Poster
Wenhui Zheng
State Key Laboratory of Agricultural and Forestry Biosecurity
Fuzhou, Fujian, China
Xin Chen
State Key Laboratory of Agricultural and Forestry Biosecurity
Fuzhou, Fujian, China (People's Republic)
Lili Lin
State Key Laboratory of Agricultural and Forestry Biosecurity
Fuzhou, Fujian, China (People's Republic)
Jiexiong Hu
State Key Laboratory of Agricultural and Forestry Biosecurity
Fuzhou, Fujian, China (People's Republic)
Zonghua Wang
Professor
Institute of Oceanography, Minjiang University
Fuzhou, Fujian, China (People's Republic)

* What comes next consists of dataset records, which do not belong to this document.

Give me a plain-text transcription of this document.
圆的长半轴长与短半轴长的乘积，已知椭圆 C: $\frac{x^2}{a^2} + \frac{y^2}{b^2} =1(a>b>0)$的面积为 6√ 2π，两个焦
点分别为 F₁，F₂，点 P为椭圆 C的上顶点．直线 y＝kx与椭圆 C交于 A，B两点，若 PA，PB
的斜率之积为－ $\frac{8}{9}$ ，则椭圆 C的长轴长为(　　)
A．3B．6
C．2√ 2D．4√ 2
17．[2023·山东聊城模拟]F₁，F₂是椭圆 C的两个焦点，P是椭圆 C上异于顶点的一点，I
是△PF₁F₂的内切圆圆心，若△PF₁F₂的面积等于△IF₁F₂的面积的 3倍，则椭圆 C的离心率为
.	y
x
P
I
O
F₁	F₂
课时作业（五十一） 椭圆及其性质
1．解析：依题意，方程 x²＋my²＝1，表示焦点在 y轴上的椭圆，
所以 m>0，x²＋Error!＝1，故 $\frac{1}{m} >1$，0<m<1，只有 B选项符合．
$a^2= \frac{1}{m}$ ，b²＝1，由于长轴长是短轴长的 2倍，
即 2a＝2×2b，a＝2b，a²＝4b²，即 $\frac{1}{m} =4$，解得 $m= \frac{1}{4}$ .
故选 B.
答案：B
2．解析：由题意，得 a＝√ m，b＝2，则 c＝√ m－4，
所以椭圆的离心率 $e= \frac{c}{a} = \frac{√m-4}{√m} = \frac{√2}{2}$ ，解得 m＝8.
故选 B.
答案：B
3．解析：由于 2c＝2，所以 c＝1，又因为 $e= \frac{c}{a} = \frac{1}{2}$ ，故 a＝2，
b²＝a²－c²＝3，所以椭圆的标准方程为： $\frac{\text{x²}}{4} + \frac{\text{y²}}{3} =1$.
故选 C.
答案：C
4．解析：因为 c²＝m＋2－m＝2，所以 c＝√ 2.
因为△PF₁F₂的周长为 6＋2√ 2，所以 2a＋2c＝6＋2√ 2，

Rice is the most important staple food for almost half of the world’s population, but its production is severely threatened by infection with Magnaporthe oryzae. Effectors are the main weapons used by the blast fungus to attack the immune system of rice. Our study focuses on the molecular mechanism by which the vesicular retrograde transport machinery, retromer, regulates the sorting and transport of effector. We found that retromer mediates the transport of the cargo protein MoSnc1 (SNARE protein) from the vacuolar membrane to the surface of invasive hyphae after the fungal invasion in rice cells, thereby maintaining effector secretion and promoting colonization. In addition, the vacuolar SNARE complex (MoPep12-MoVam7-MoVti1-MoYkt6) and MoRab7 protein maintain vesicle trafficking by recruiting retromer to the vacuolar membrane, thereby promoting autophagy-dependent appressorium-mediated invasion and MoSnc1-mediated effector secretion. Molecular docking revealed that phenothiazine compounds can bind to a specific molecular pocket of MoVps1 (the protein responsible for the scission of retromer-coated vesicles). After treatment with phenothiazine, the pathogenicity of M. oryzae were significantly inhibited. This study elucidated the mechanism of vesicle transport during infection of the host by the rice blast fungus, and provided a theoretical basis for the development of new biocides or biological agents targeting vesicle transport in M. oryzae.